J. D. Bernal saw this problem to be one of overcoming the constraints of the super-ego.

    The latter alternative is more in line with the recent developments of Freudian psychology which divide the psyche into the primitive id, the ego which is its expression of contact with reality, and the super-ego which represents its aspirations and ideals. . . . The aim of applied psychology is now to bring, by analysis or education, the ideals of the super-ego in line with external reality, using and rendering innocuous the power of the id and leading to a life where a full adult sexuality would be balanced with objective activity. It is this alternative that makes the mechanical, biological progress that I have outlined not only possible but almost necessary. (The World, The Flesh & The Devil, chapter 4)

We might summarize Bernal's comments this way. The super-ego gets in the way. Instead of trying to bring the ego into line with the super-ego, we need to reprogram the super-ego so that it comes into line with the ego. The short version? These moral codes get in the way, so let's get rid of them.

In C. S. Lewis' satire of the Superman myth, he depicts this change in psyche as an attempt to create complete objectivity in a person by desensitizing him or her and destroying all emotions.
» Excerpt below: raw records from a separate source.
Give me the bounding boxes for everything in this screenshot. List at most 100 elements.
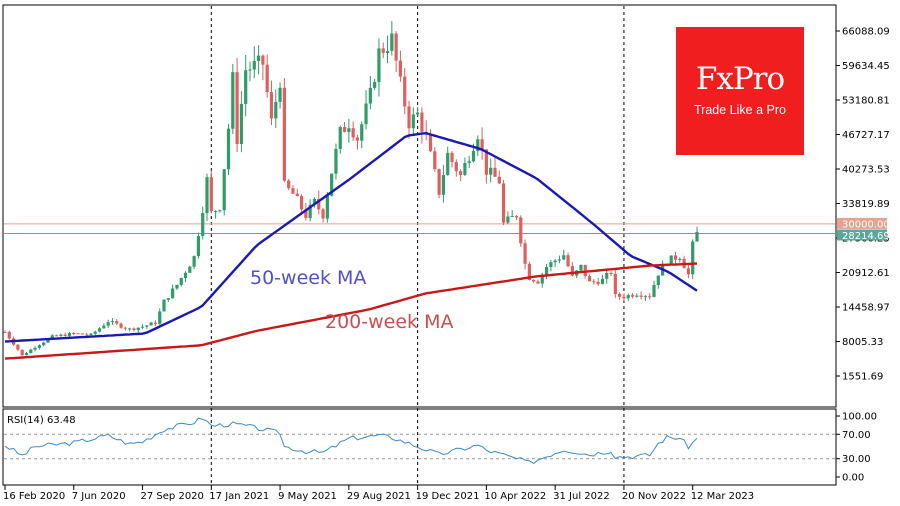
candle-body	[226, 128, 231, 170]
candle-body	[235, 72, 239, 144]
candle-body	[691, 241, 695, 275]
candle-body	[377, 48, 381, 82]
candle-body	[256, 55, 261, 62]
candle-body	[188, 266, 192, 273]
candle-body	[562, 255, 566, 260]
candle-body	[398, 60, 403, 77]
price-tick-label: 66088.09	[842, 27, 890, 38]
candle-body	[613, 273, 617, 294]
candle-body	[72, 332, 76, 334]
level-tag	[837, 229, 887, 241]
candle-body	[80, 333, 84, 335]
candle-body	[162, 299, 166, 312]
date-tick-label: 9 May 2021	[278, 491, 337, 502]
rsi-axis-ticks: 100.00 70.00 30.00 0.00	[836, 412, 877, 484]
candle-body	[351, 128, 355, 138]
price-tick-label: 59634.45	[842, 61, 890, 72]
candle-body	[59, 334, 63, 336]
candle-body	[428, 134, 433, 152]
price-axis-ticks: 66088.09 59634.45 53180.81 46727.17 40273.53…	[836, 27, 890, 383]
candle-body	[248, 69, 252, 71]
candle-body	[209, 177, 213, 212]
date-tick-label: 16 Feb 2020	[3, 491, 65, 502]
candle-body	[579, 264, 583, 271]
candle-body	[196, 236, 201, 257]
ma50-label: 50-week MA	[250, 267, 366, 289]
candle-body	[501, 183, 506, 223]
candle-body	[596, 281, 600, 284]
candle-body	[347, 128, 351, 132]
candle-body	[433, 151, 437, 170]
candle-body	[171, 288, 175, 299]
candle-body	[686, 268, 691, 275]
candle-body	[3, 331, 7, 333]
ma-line	[4, 262, 698, 360]
candle-body	[63, 334, 67, 337]
candle-body	[106, 322, 110, 326]
candle-body	[287, 180, 291, 189]
candle-body	[291, 188, 295, 194]
candle-body	[648, 296, 652, 298]
rsi-title: RSI(14) 63.48	[7, 415, 76, 426]
rsi-panel-frame	[2, 408, 837, 486]
candle-body	[299, 196, 304, 210]
candle-body	[454, 162, 458, 172]
candle-body	[390, 33, 394, 51]
candle-body	[282, 87, 286, 181]
candle-body	[403, 76, 407, 107]
candle-body	[201, 213, 205, 237]
candle-body	[652, 284, 656, 297]
date-tick-label: 7 Jun 2020	[72, 491, 126, 502]
candle-body	[622, 296, 626, 299]
candle-body	[381, 48, 385, 53]
ma-line	[4, 131, 698, 343]
date-tick-label: 29 Aug 2021	[347, 491, 411, 502]
candle-body	[630, 295, 635, 297]
candle-body	[553, 260, 557, 263]
price-tick-label: 40273.53	[842, 165, 890, 176]
candle-body	[295, 193, 299, 197]
candle-body	[463, 163, 467, 175]
candle-body	[523, 243, 527, 264]
candle-body	[471, 150, 476, 162]
candle-body	[261, 55, 265, 65]
candle-body	[304, 209, 308, 219]
candle-body	[656, 275, 660, 285]
candle-body	[618, 293, 622, 297]
candle-body	[128, 328, 132, 330]
candle-body	[149, 322, 153, 326]
candle-body	[669, 255, 673, 265]
candle-body	[42, 342, 46, 346]
candle-body	[476, 139, 480, 151]
candle-body	[33, 347, 37, 350]
candle-body	[385, 50, 390, 53]
candle-body	[308, 204, 312, 219]
candle-body	[557, 259, 562, 261]
candle-body	[179, 277, 183, 285]
candle-body	[527, 263, 531, 281]
vertical-date-lines	[210, 6, 625, 484]
candle-body	[269, 91, 274, 119]
candle-body	[50, 335, 54, 339]
candle-body	[536, 281, 540, 284]
candle-body	[274, 101, 278, 119]
candle-body	[609, 273, 613, 275]
rsi-tick-label: 30.00	[842, 454, 871, 465]
candle-body	[450, 152, 454, 163]
candle-body	[158, 311, 162, 325]
candle-body	[136, 327, 140, 330]
candle-body	[325, 195, 329, 219]
candle-body	[566, 255, 570, 267]
candle-body	[89, 333, 93, 335]
price-tick-label: 1551.69	[842, 372, 883, 383]
candle-body	[540, 274, 544, 284]
candle-body	[519, 217, 523, 244]
candle-body	[437, 169, 441, 195]
date-tick-label: 20 Nov 2022	[622, 491, 686, 502]
candle-body	[145, 325, 149, 327]
candle-body	[549, 262, 553, 267]
candle-body	[97, 328, 102, 332]
candle-body	[321, 209, 325, 219]
candle-body	[678, 258, 682, 260]
candle-body	[360, 124, 364, 141]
This was the objective of Professor Frost's training of Mark Studdock in the last sections of That Hideous Strength,where Frost explains the ethics of the Superman myth: "Existence is its own justification" (That Hideous Strength, 1945, Scribner 2003, 292). Lewis also criticized this part of the Superman myth in The Abolition of Man, the final chapter, where he says that the conditioners will steop outside natural moral law, created their own versions of ethics to implant in their subjects, and in so doing will step out of the human race.